Les Bourses européennes proches de leurs plus bas de trois semaines avant les sanctions contre l’Iran : DAX, CAC, FTSE100

Paris Bourse

Les marchés actions européens évoluaient peu lundi, restant proches de leurs plus bas niveaux depuis trois semaines alors que l’escalade des tensions économiques entre les États-Unis et l’Iran incitait les investisseurs à la prudence. Un léger repli des prix du pétrole a apporté un certain soulagement, mais l’appétit pour le risque est resté limité.

L’indice paneuropéen Stoxx Europe 600 reculait de 0,1 % dans les premiers échanges, restant autour de niveaux qui n’avaient plus été observés depuis début août.

Le DAX allemand, le CAC 40 français et le FTSE 100 londonien évoluaient pratiquement à l’équilibre alors que les investisseurs attendaient davantage de précisions sur les mesures prévues par Washington contre Téhéran.

Les États-Unis menacent l’Iran de la « plus grande offensive financière »

Les développements géopolitiques dans le golfe Persique sont restés au centre de l’attention après que Washington a renforcé sa pression économique sur l’Iran au cours du week-end.

Les États-Unis ont menacé Téhéran de ce qu’ils ont qualifié de « plus grande offensive financière jamais organisée », avec l’annonce attendue lundi de sanctions économiques de grande ampleur. Ces mesures doivent notamment viser les pays étrangers et les partenaires commerciaux qui continuent d’apporter un soutien économique à l’Iran.

Les responsables iraniens ont répliqué en menaçant d’interrompre toutes les exportations d’énergie en provenance du golfe Persique si Washington poursuivait sa campagne économique.

Les marchés attendaient une conférence de presse du secrétaire américain au Trésor Scott Bessent, prévue lundi à 13h00 EDT, au cours de laquelle de nouveaux détails sur les sanctions devraient être dévoilés.

Les contrats à terme sur le Brent reculaient d’environ 1,5 % lundi, autour de 91,80 dollars le baril, offrant un répit après la hausse de 5 % enregistrée la semaine dernière.

Toutefois, les perturbations persistantes du trafic dans le détroit d’Ormuz continuent de limiter les flux maritimes de pétrole brut et de GNL. Ces restrictions entretiennent une prime de risque sur l’offre énergétique et alimentent les inquiétudes concernant l’inflation mondiale.
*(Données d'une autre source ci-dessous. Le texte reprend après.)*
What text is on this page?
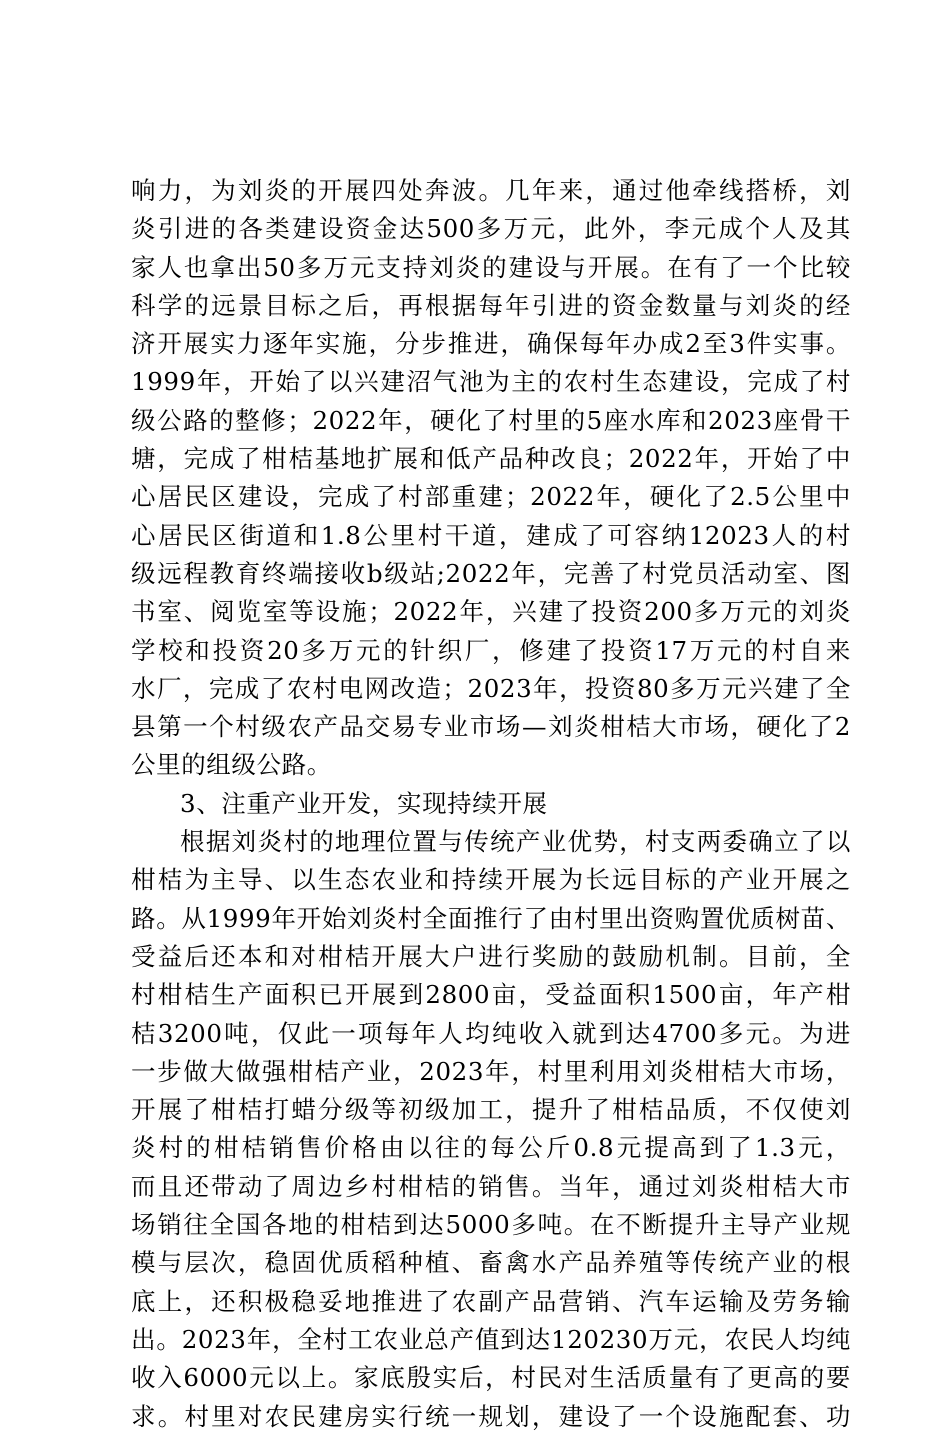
响力，为刘炎的开展四处奔波。几年来，通过他牵线搭桥，刘
炎引进的各类建设资金达500多万元，此外，李元成个人及其
家人也拿出50多万元支持刘炎的建设与开展。在有了一个比较
科学的远景目标之后，再根据每年引进的资金数量与刘炎的经
济开展实力逐年实施，分步推进，确保每年办成2至3件实事。
1999年，开始了以兴建沼气池为主的农村生态建设，完成了村
级公路的整修；2022年，硬化了村里的5座水库和2023座骨干
塘，完成了柑桔基地扩展和低产品种改良；2022年，开始了中
心居民区建设，完成了村部重建；2022年，硬化了2.5公里中
心居民区街道和1.8公里村干道，建成了可容纳12023人的村
级远程教育终端接收b级站;2022年，完善了村党员活动室、图
书室、阅览室等设施；2022年，兴建了投资200多万元的刘炎
学校和投资20多万元的针织厂，修建了投资17万元的村自来
水厂，完成了农村电网改造；2023年，投资80多万元兴建了全
县第一个村级农产品交易专业市场—刘炎柑桔大市场，硬化了2
公里的组级公路。
3、注重产业开发，实现持续开展
根据刘炎村的地理位置与传统产业优势，村支两委确立了以
柑桔为主导、以生态农业和持续开展为长远目标的产业开展之
路。从1999年开始刘炎村全面推行了由村里出资购置优质树苗、
受益后还本和对柑桔开展大户进行奖励的鼓励机制。目前，全
村柑桔生产面积已开展到2800亩，受益面积1500亩，年产柑
桔3200吨，仅此一项每年人均纯收入就到达4700多元。为进
一步做大做强柑桔产业，2023年，村里利用刘炎柑桔大市场，
开展了柑桔打蜡分级等初级加工，提升了柑桔品质，不仅使刘
炎村的柑桔销售价格由以往的每公斤0.8元提高到了1.3元，
而且还带动了周边乡村柑桔的销售。当年，通过刘炎柑桔大市
场销往全国各地的柑桔到达5000多吨。在不断提升主导产业规
模与层次，稳固优质稻种植、畜禽水产品养殖等传统产业的根
底上，还积极稳妥地推进了农副产品营销、汽车运输及劳务输
出。2023年，全村工农业总产值到达120230万元，农民人均纯
收入6000元以上。家底殷实后，村民对生活质量有了更高的要
求。村里对农民建房实行统一规划，建设了一个设施配套、功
Les résultats de Nvidia mettent les investissements dans l’IA à l’épreuve

Nvidia (NASDAQ:NVDA) doit publier ses résultats du deuxième trimestre après la clôture des marchés américains, constituant un test important pour les valeurs technologiques mondiales et l’enthousiasme des investisseurs autour de l’intelligence artificielle.

Les marchés chercheront notamment à déterminer si la poursuite des investissements dans l’IA peut justifier les valorisations élevées des plus grandes entreprises technologiques mondiales.

Les hyperscalers spécialisés dans l’IA se tournent de plus en plus vers les marchés du crédit, avec d’importantes émissions obligataires destinées à financer l’expansion des centres de données. Tout signe de ralentissement des revenus ou de prévisions décevantes de Nvidia pourrait donc peser sur les valeurs technologiques, y compris sur les marchés européens exposés au secteur.

Le discours de Jackson Hole pourrait orienter les anticipations de taux

Le président de la Réserve fédérale Kevin Warsh doit également prononcer un discours lors du Jackson Hole Economic Policy Symposium.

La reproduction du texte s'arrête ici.